А много лет спустя мне Люся Улицкая рассказала, что уже после моей эмиграции она была у моей мамы, и та ей говорит: «Как же так, у Наташи все-таки двое детей, надо было думать». Люся возражает: «Евгения Семеновна, Наташа не могла иначе». И вдруг мама рассказывает: «А к нам на работу в 37-м году приехали из НКВД на собрание и говорят: у вас Михаил Моисеевич – враг народа. Я встала и говорю: месяц назад мы ему здесь благодарность выносили, как же это он теперь оказывается врагом народа?» Люся на нее смотрит: «Евгения Семеновна, у вас же тоже было двое детей, а в 37-м году так выступить было куда опаснее».

То есть смелость и стремление к справедливости у нее всегда были. Это не политические взгляды, это другое. Я на маму очень похожа и внешне, и темпераментом, поэтому у нас бывали очень сложные отношения, мы с ней сталкивались. Но при этом тайно очень любили друг друга; тайно – потому что у нас в семье была принята сдержанность в отношениях.

Когда мне было семнадцать-восемнадцать лет, все вокруг читали стихи, поэтов начала XX века переписывали от руки, потому что машинки были редкостью, искали в букинистических магазинах – там можно было найти даже прижизненные издания Гумилева. Поэзия как бы взращивала в нас, ее читателях, свободу, потому что она с несвободой несовместима. Кроме того, поэзия Серебряного века не переиздавалась, и то, что ее от нас скрыли, уже настраивало антисоветски. Стихи меняли нас, мы становились другими людьми. Меняли настолько, что летом 1956 года, когда я во второй раз поступала в Московский университет, на филфак, мы с моим новым приятелем, который поступал на журналистику, оба ругали советскую власть, но я подумала: «Он ругает советскую власть с советских позиций, а я с антисоветских».

И тут произошло нечто страшное.
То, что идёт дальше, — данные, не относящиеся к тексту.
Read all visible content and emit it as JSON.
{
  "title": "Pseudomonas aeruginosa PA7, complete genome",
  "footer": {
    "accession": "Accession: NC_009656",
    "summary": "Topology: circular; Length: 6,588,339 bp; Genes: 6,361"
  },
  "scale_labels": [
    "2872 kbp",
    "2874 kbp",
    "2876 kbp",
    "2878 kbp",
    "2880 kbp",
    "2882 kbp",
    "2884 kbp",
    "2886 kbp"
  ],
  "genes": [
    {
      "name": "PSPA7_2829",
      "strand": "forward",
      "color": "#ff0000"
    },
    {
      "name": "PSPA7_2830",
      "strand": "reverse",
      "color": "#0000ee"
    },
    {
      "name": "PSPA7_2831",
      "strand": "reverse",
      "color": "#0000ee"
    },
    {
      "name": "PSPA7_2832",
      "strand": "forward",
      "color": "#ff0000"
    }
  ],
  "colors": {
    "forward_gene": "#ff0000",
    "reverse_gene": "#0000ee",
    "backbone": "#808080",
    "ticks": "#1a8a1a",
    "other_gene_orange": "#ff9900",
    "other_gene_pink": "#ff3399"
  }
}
Весной 1957-го моих друзей с филологического факультета МГУ арестовали по подозрению в антисоветчине, а меня взяли на три дня на Лубянку, и я дала на них показания. Полтора дня просидела, все отрицала, а потом во мне вдруг взыграло комсомольское сознание, и я начала их сдавать. Это самый мрачный момент в моей жизни, который я себе не простила никогда. После чего несколько лет старалась молчать в тряпочку и ни во что не лезть. Но друзья-диссиденты у меня оставались. Я познакомилась с Аликом Гинзбургом, влезла в «Синтаксис», который он издавал. Он тогда делал третий номер, я сразу стала ему помогать – на машинке печатать. Все это опять же происходило на фоне сочинения и чтения стихов; уже года с 54—55-го в обороте появились стихи моих ровесников. Это оставалось главным, и я думаю, что стихи меня и вытянули из ямы, в которую я сама себя загнала.
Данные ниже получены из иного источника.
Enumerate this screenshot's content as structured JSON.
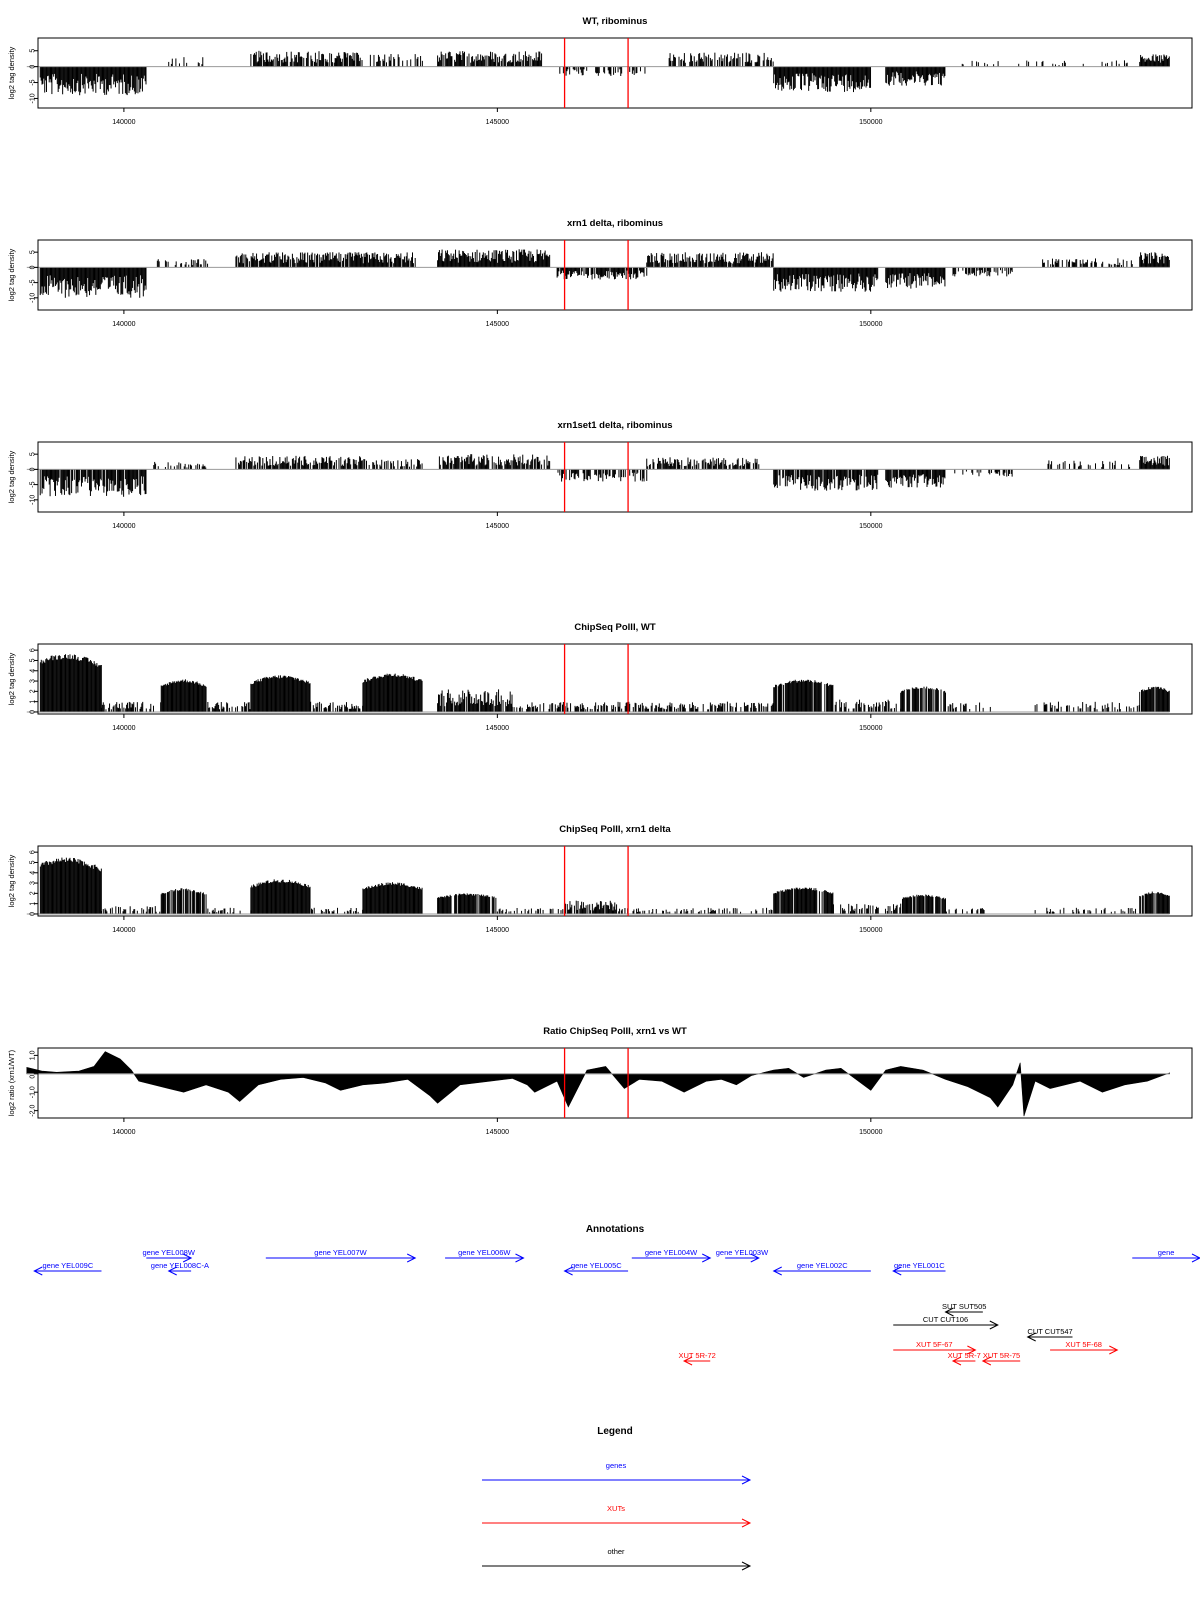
{
  "colors": {
    "genes": "#0000ff",
    "xuts": "#ff0000",
    "other": "#000000",
    "marker": "#ff0000",
    "bars": "#000000"
  },
  "chart_data": {
    "type": "bar",
    "x_ticks": [
      140000,
      145000,
      150000
    ],
    "x_tick_labels": [
      "140000",
      "145000",
      "150000"
    ],
    "xlim": [
      138850,
      154300
    ],
    "marker_lines": [
      145900,
      146750
    ],
    "panels": [
      {
        "title": "WT, ribominus",
        "ylabel": "log2 tag density",
        "ylim": [
          -13,
          9
        ],
        "y_ticks": [
          5,
          0,
          -5,
          -10
        ],
        "y_tick_labels": [
          "5",
          "0",
          "-5",
          "-10"
        ],
        "segments": [
          {
            "x0": 138700,
            "x1": 140300,
            "amp": -9,
            "density": 1
          },
          {
            "x0": 140600,
            "x1": 141100,
            "amp": 3,
            "density": 0.35
          },
          {
            "x0": 141700,
            "x1": 143200,
            "amp": 5,
            "density": 0.8
          },
          {
            "x0": 143300,
            "x1": 144000,
            "amp": 4,
            "density": 0.5
          },
          {
            "x0": 144200,
            "x1": 145600,
            "amp": 5,
            "density": 0.8
          },
          {
            "x0": 145800,
            "x1": 147000,
            "amp": -3,
            "density": 0.45
          },
          {
            "x0": 147300,
            "x1": 148700,
            "amp": 4.5,
            "density": 0.6
          },
          {
            "x0": 148700,
            "x1": 150000,
            "amp": -8,
            "density": 1
          },
          {
            "x0": 150200,
            "x1": 151000,
            "amp": -6,
            "density": 1
          },
          {
            "x0": 151200,
            "x1": 153500,
            "amp": 2,
            "density": 0.12
          },
          {
            "x0": 153600,
            "x1": 154000,
            "amp": 4,
            "density": 1
          }
        ]
      },
      {
        "title": "xrn1 delta, ribominus",
        "ylabel": "log2 tag density",
        "ylim": [
          -14,
          9
        ],
        "y_ticks": [
          5,
          0,
          -5,
          -10
        ],
        "y_tick_labels": [
          "5",
          "0",
          "-5",
          "-10"
        ],
        "segments": [
          {
            "x0": 138700,
            "x1": 140300,
            "amp": -10,
            "density": 1
          },
          {
            "x0": 140400,
            "x1": 141200,
            "amp": 3,
            "density": 0.45
          },
          {
            "x0": 141500,
            "x1": 143900,
            "amp": 5,
            "density": 0.9
          },
          {
            "x0": 144200,
            "x1": 145700,
            "amp": 6,
            "density": 1
          },
          {
            "x0": 145800,
            "x1": 147000,
            "amp": -4,
            "density": 0.8
          },
          {
            "x0": 147000,
            "x1": 148700,
            "amp": 5,
            "density": 0.9
          },
          {
            "x0": 148700,
            "x1": 150100,
            "amp": -8,
            "density": 1
          },
          {
            "x0": 150200,
            "x1": 151000,
            "amp": -7,
            "density": 1
          },
          {
            "x0": 151100,
            "x1": 151900,
            "amp": -3,
            "density": 0.5
          },
          {
            "x0": 152300,
            "x1": 153500,
            "amp": 3,
            "density": 0.4
          },
          {
            "x0": 153600,
            "x1": 154000,
            "amp": 5,
            "density": 1
          }
        ]
      },
      {
        "title": "xrn1set1 delta, ribominus",
        "ylabel": "log2 tag density",
        "ylim": [
          -14,
          9
        ],
        "y_ticks": [
          5,
          0,
          -5,
          -10
        ],
        "y_tick_labels": [
          "5",
          "0",
          "-5",
          "-10"
        ],
        "segments": [
          {
            "x0": 138700,
            "x1": 140300,
            "amp": -9,
            "density": 0.9
          },
          {
            "x0": 140400,
            "x1": 141100,
            "amp": 2.5,
            "density": 0.35
          },
          {
            "x0": 141500,
            "x1": 143200,
            "amp": 4.5,
            "density": 0.75
          },
          {
            "x0": 143200,
            "x1": 144000,
            "amp": 3.5,
            "density": 0.55
          },
          {
            "x0": 144200,
            "x1": 145700,
            "amp": 5,
            "density": 0.85
          },
          {
            "x0": 145800,
            "x1": 147000,
            "amp": -4,
            "density": 0.6
          },
          {
            "x0": 147000,
            "x1": 148500,
            "amp": 4,
            "density": 0.7
          },
          {
            "x0": 148700,
            "x1": 150100,
            "amp": -7,
            "density": 0.9
          },
          {
            "x0": 150200,
            "x1": 151000,
            "amp": -6,
            "density": 0.9
          },
          {
            "x0": 151100,
            "x1": 151900,
            "amp": -2.5,
            "density": 0.35
          },
          {
            "x0": 152300,
            "x1": 153500,
            "amp": 3,
            "density": 0.35
          },
          {
            "x0": 153600,
            "x1": 154000,
            "amp": 4.5,
            "density": 1
          }
        ]
      },
      {
        "title": "ChipSeq PolII, WT",
        "ylabel": "log2 tag density",
        "ylim": [
          -0.2,
          6.6
        ],
        "y_ticks": [
          0,
          1,
          2,
          3,
          4,
          5,
          6
        ],
        "y_tick_labels": [
          "0",
          "1",
          "2",
          "3",
          "4",
          "5",
          "6"
        ],
        "segments": [
          {
            "x0": 138750,
            "x1": 139700,
            "amp": 5.7,
            "density": 1,
            "dome": true
          },
          {
            "x0": 139700,
            "x1": 140500,
            "amp": 1,
            "density": 0.6
          },
          {
            "x0": 140500,
            "x1": 141100,
            "amp": 3.2,
            "density": 1,
            "dome": true
          },
          {
            "x0": 141100,
            "x1": 141700,
            "amp": 1,
            "density": 0.5
          },
          {
            "x0": 141700,
            "x1": 142500,
            "amp": 3.6,
            "density": 1,
            "dome": true
          },
          {
            "x0": 142500,
            "x1": 143200,
            "amp": 1,
            "density": 0.5
          },
          {
            "x0": 143200,
            "x1": 144000,
            "amp": 3.8,
            "density": 1,
            "dome": true
          },
          {
            "x0": 144200,
            "x1": 145200,
            "amp": 2.2,
            "density": 0.8
          },
          {
            "x0": 145200,
            "x1": 148700,
            "amp": 1,
            "density": 0.55
          },
          {
            "x0": 148700,
            "x1": 149500,
            "amp": 3.2,
            "density": 0.9,
            "dome": true
          },
          {
            "x0": 149500,
            "x1": 150400,
            "amp": 1.2,
            "density": 0.6
          },
          {
            "x0": 150400,
            "x1": 151000,
            "amp": 2.5,
            "density": 0.8,
            "dome": true
          },
          {
            "x0": 151000,
            "x1": 151600,
            "amp": 1,
            "density": 0.35
          },
          {
            "x0": 152200,
            "x1": 153600,
            "amp": 1,
            "density": 0.35
          },
          {
            "x0": 153600,
            "x1": 154000,
            "amp": 2.5,
            "density": 0.9,
            "dome": true
          }
        ]
      },
      {
        "title": "ChipSeq PolII, xrn1 delta",
        "ylabel": "log2 tag density",
        "ylim": [
          -0.2,
          6.6
        ],
        "y_ticks": [
          0,
          1,
          2,
          3,
          4,
          5,
          6
        ],
        "y_tick_labels": [
          "0",
          "1",
          "2",
          "3",
          "4",
          "5",
          "6"
        ],
        "segments": [
          {
            "x0": 138750,
            "x1": 139700,
            "amp": 5.5,
            "density": 1,
            "dome": true
          },
          {
            "x0": 139700,
            "x1": 140500,
            "amp": 0.8,
            "density": 0.5
          },
          {
            "x0": 140500,
            "x1": 141100,
            "amp": 2.5,
            "density": 0.9,
            "dome": true
          },
          {
            "x0": 141100,
            "x1": 141700,
            "amp": 0.6,
            "density": 0.4
          },
          {
            "x0": 141700,
            "x1": 142500,
            "amp": 3.4,
            "density": 1,
            "dome": true
          },
          {
            "x0": 142500,
            "x1": 143200,
            "amp": 0.6,
            "density": 0.4
          },
          {
            "x0": 143200,
            "x1": 144000,
            "amp": 3.1,
            "density": 1,
            "dome": true
          },
          {
            "x0": 144200,
            "x1": 145000,
            "amp": 2,
            "density": 0.8,
            "dome": true
          },
          {
            "x0": 145000,
            "x1": 145900,
            "amp": 0.6,
            "density": 0.35
          },
          {
            "x0": 145900,
            "x1": 146600,
            "amp": 1.3,
            "density": 0.8
          },
          {
            "x0": 146600,
            "x1": 148700,
            "amp": 0.6,
            "density": 0.35
          },
          {
            "x0": 148700,
            "x1": 149500,
            "amp": 2.6,
            "density": 0.9,
            "dome": true
          },
          {
            "x0": 149500,
            "x1": 150400,
            "amp": 1,
            "density": 0.5
          },
          {
            "x0": 150400,
            "x1": 151000,
            "amp": 1.9,
            "density": 0.8,
            "dome": true
          },
          {
            "x0": 151000,
            "x1": 151600,
            "amp": 0.6,
            "density": 0.3
          },
          {
            "x0": 152200,
            "x1": 153600,
            "amp": 0.6,
            "density": 0.35
          },
          {
            "x0": 153600,
            "x1": 154000,
            "amp": 2.2,
            "density": 0.9,
            "dome": true
          }
        ]
      },
      {
        "title": "Ratio ChipSeq PolII, xrn1 vs WT",
        "ylabel": "log2 ratio (xrn1/WT)",
        "ylim": [
          -2.4,
          1.4
        ],
        "y_ticks": [
          1.0,
          0.0,
          -1.0,
          -2.0
        ],
        "y_tick_labels": [
          "1.0",
          "0.0",
          "-1.0",
          "-2.0"
        ],
        "profile": [
          [
            138700,
            0.35
          ],
          [
            138900,
            0.15
          ],
          [
            139100,
            0.08
          ],
          [
            139400,
            0.15
          ],
          [
            139600,
            0.4
          ],
          [
            139750,
            1.2
          ],
          [
            139950,
            0.8
          ],
          [
            140100,
            0.2
          ],
          [
            140200,
            -0.4
          ],
          [
            140600,
            -0.8
          ],
          [
            140800,
            -1.0
          ],
          [
            141100,
            -0.6
          ],
          [
            141400,
            -1.0
          ],
          [
            141550,
            -1.5
          ],
          [
            141800,
            -0.6
          ],
          [
            142100,
            -0.3
          ],
          [
            142400,
            -0.2
          ],
          [
            142700,
            -0.5
          ],
          [
            142900,
            -0.9
          ],
          [
            143200,
            -0.6
          ],
          [
            143500,
            -0.5
          ],
          [
            143800,
            -0.3
          ],
          [
            144100,
            -1.2
          ],
          [
            144200,
            -1.6
          ],
          [
            144500,
            -0.6
          ],
          [
            144900,
            -0.4
          ],
          [
            145200,
            -0.25
          ],
          [
            145400,
            -0.6
          ],
          [
            145500,
            -1.0
          ],
          [
            145800,
            -0.4
          ],
          [
            145950,
            -1.8
          ],
          [
            146200,
            0.2
          ],
          [
            146450,
            0.4
          ],
          [
            146700,
            -0.8
          ],
          [
            146900,
            -0.3
          ],
          [
            147200,
            -0.4
          ],
          [
            147500,
            -1.0
          ],
          [
            147800,
            -0.4
          ],
          [
            148000,
            -0.3
          ],
          [
            148200,
            -0.6
          ],
          [
            148400,
            -0.1
          ],
          [
            148700,
            0.2
          ],
          [
            148900,
            0.3
          ],
          [
            149100,
            -0.2
          ],
          [
            149400,
            0.2
          ],
          [
            149600,
            0.3
          ],
          [
            149800,
            -0.3
          ],
          [
            150000,
            -0.9
          ],
          [
            150200,
            0.2
          ],
          [
            150400,
            0.4
          ],
          [
            150700,
            0.2
          ],
          [
            151000,
            -0.3
          ],
          [
            151300,
            -0.7
          ],
          [
            151600,
            -1.3
          ],
          [
            151700,
            -1.8
          ],
          [
            151900,
            -0.6
          ],
          [
            152000,
            0.6
          ],
          [
            152050,
            -2.3
          ],
          [
            152200,
            -0.4
          ],
          [
            152400,
            -0.8
          ],
          [
            152800,
            -0.4
          ],
          [
            153100,
            -1.0
          ],
          [
            153400,
            -0.6
          ],
          [
            153700,
            -0.4
          ],
          [
            154000,
            0.05
          ]
        ]
      }
    ]
  },
  "annotations": {
    "title": "Annotations",
    "features": [
      {
        "label": "gene YEL009C",
        "class": "genes",
        "dir": "left",
        "x0": 138800,
        "x1": 139700,
        "row": 1
      },
      {
        "label": "gene YEL008W",
        "class": "genes",
        "dir": "right",
        "x0": 140300,
        "x1": 140900,
        "row": 0
      },
      {
        "label": "gene YEL008C-A",
        "class": "genes",
        "dir": "left",
        "x0": 140600,
        "x1": 140900,
        "row": 1
      },
      {
        "label": "gene YEL007W",
        "class": "genes",
        "dir": "right",
        "x0": 141900,
        "x1": 143900,
        "row": 0
      },
      {
        "label": "gene YEL006W",
        "class": "genes",
        "dir": "right",
        "x0": 144300,
        "x1": 145350,
        "row": 0
      },
      {
        "label": "gene YEL005C",
        "class": "genes",
        "dir": "left",
        "x0": 145900,
        "x1": 146750,
        "row": 1
      },
      {
        "label": "gene YEL004W",
        "class": "genes",
        "dir": "right",
        "x0": 146800,
        "x1": 147850,
        "row": 0
      },
      {
        "label": "gene YEL003W",
        "class": "genes",
        "dir": "right",
        "x0": 148050,
        "x1": 148500,
        "row": 0
      },
      {
        "label": "gene YEL002C",
        "class": "genes",
        "dir": "left",
        "x0": 148700,
        "x1": 150000,
        "row": 1
      },
      {
        "label": "gene YEL001C",
        "class": "genes",
        "dir": "left",
        "x0": 150300,
        "x1": 151000,
        "row": 1
      },
      {
        "label": "gene",
        "class": "genes",
        "dir": "right",
        "x0": 153500,
        "x1": 155000,
        "row": 0
      },
      {
        "label": "SUT SUT505",
        "class": "other",
        "dir": "left",
        "x0": 151000,
        "x1": 151500,
        "row": 4
      },
      {
        "label": "CUT CUT106",
        "class": "other",
        "dir": "right",
        "x0": 150300,
        "x1": 151700,
        "row": 5
      },
      {
        "label": "CUT CUT547",
        "class": "other",
        "dir": "left",
        "x0": 152100,
        "x1": 152700,
        "row": 6
      },
      {
        "label": "XUT 5F-67",
        "class": "xuts",
        "dir": "right",
        "x0": 150300,
        "x1": 151400,
        "row": 7
      },
      {
        "label": "XUT 5F-68",
        "class": "xuts",
        "dir": "right",
        "x0": 152400,
        "x1": 153300,
        "row": 7
      },
      {
        "label": "XUT 5R-72",
        "class": "xuts",
        "dir": "left",
        "x0": 147500,
        "x1": 147850,
        "row": 8
      },
      {
        "label": "XUT 5R-7",
        "class": "xuts",
        "dir": "left",
        "x0": 151100,
        "x1": 151400,
        "row": 8
      },
      {
        "label": "XUT 5R-75",
        "class": "xuts",
        "dir": "left",
        "x0": 151500,
        "x1": 152000,
        "row": 8
      }
    ]
  },
  "legend": {
    "title": "Legend",
    "items": [
      {
        "label": "genes",
        "class": "genes"
      },
      {
        "label": "XUTs",
        "class": "xuts"
      },
      {
        "label": "other",
        "class": "other"
      }
    ]
  }
}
А еще был самиздат, которым занимались все. Своей машинки у меня не было вплоть до 1964 года, пока мама мне не подарила, чтобы я писала диплом. (Впрочем, я и раньше печатала – на чужих машинках.) Самая знаменитая история моей самиздатской деятельности – распечатка «Реквиема» Ахматовой. Я пришла к Ахматовой, которая жила тогда в Москве у Маргариты Алигер, она мне дала «Реквием», я села и в ее присутствии переписала. И Анна Андреевна сказала: «До вас тем же карандашиком Солженицын переписал». А «карандашик» – это была шариковая ручка. Потом я у кого-то нашла машинку, перепечатала и дальше давала людям экземпляр и говорила: «Вернете мне мой и еще один». Сама я сделала по крайне мере пять закладок по четыре штуки.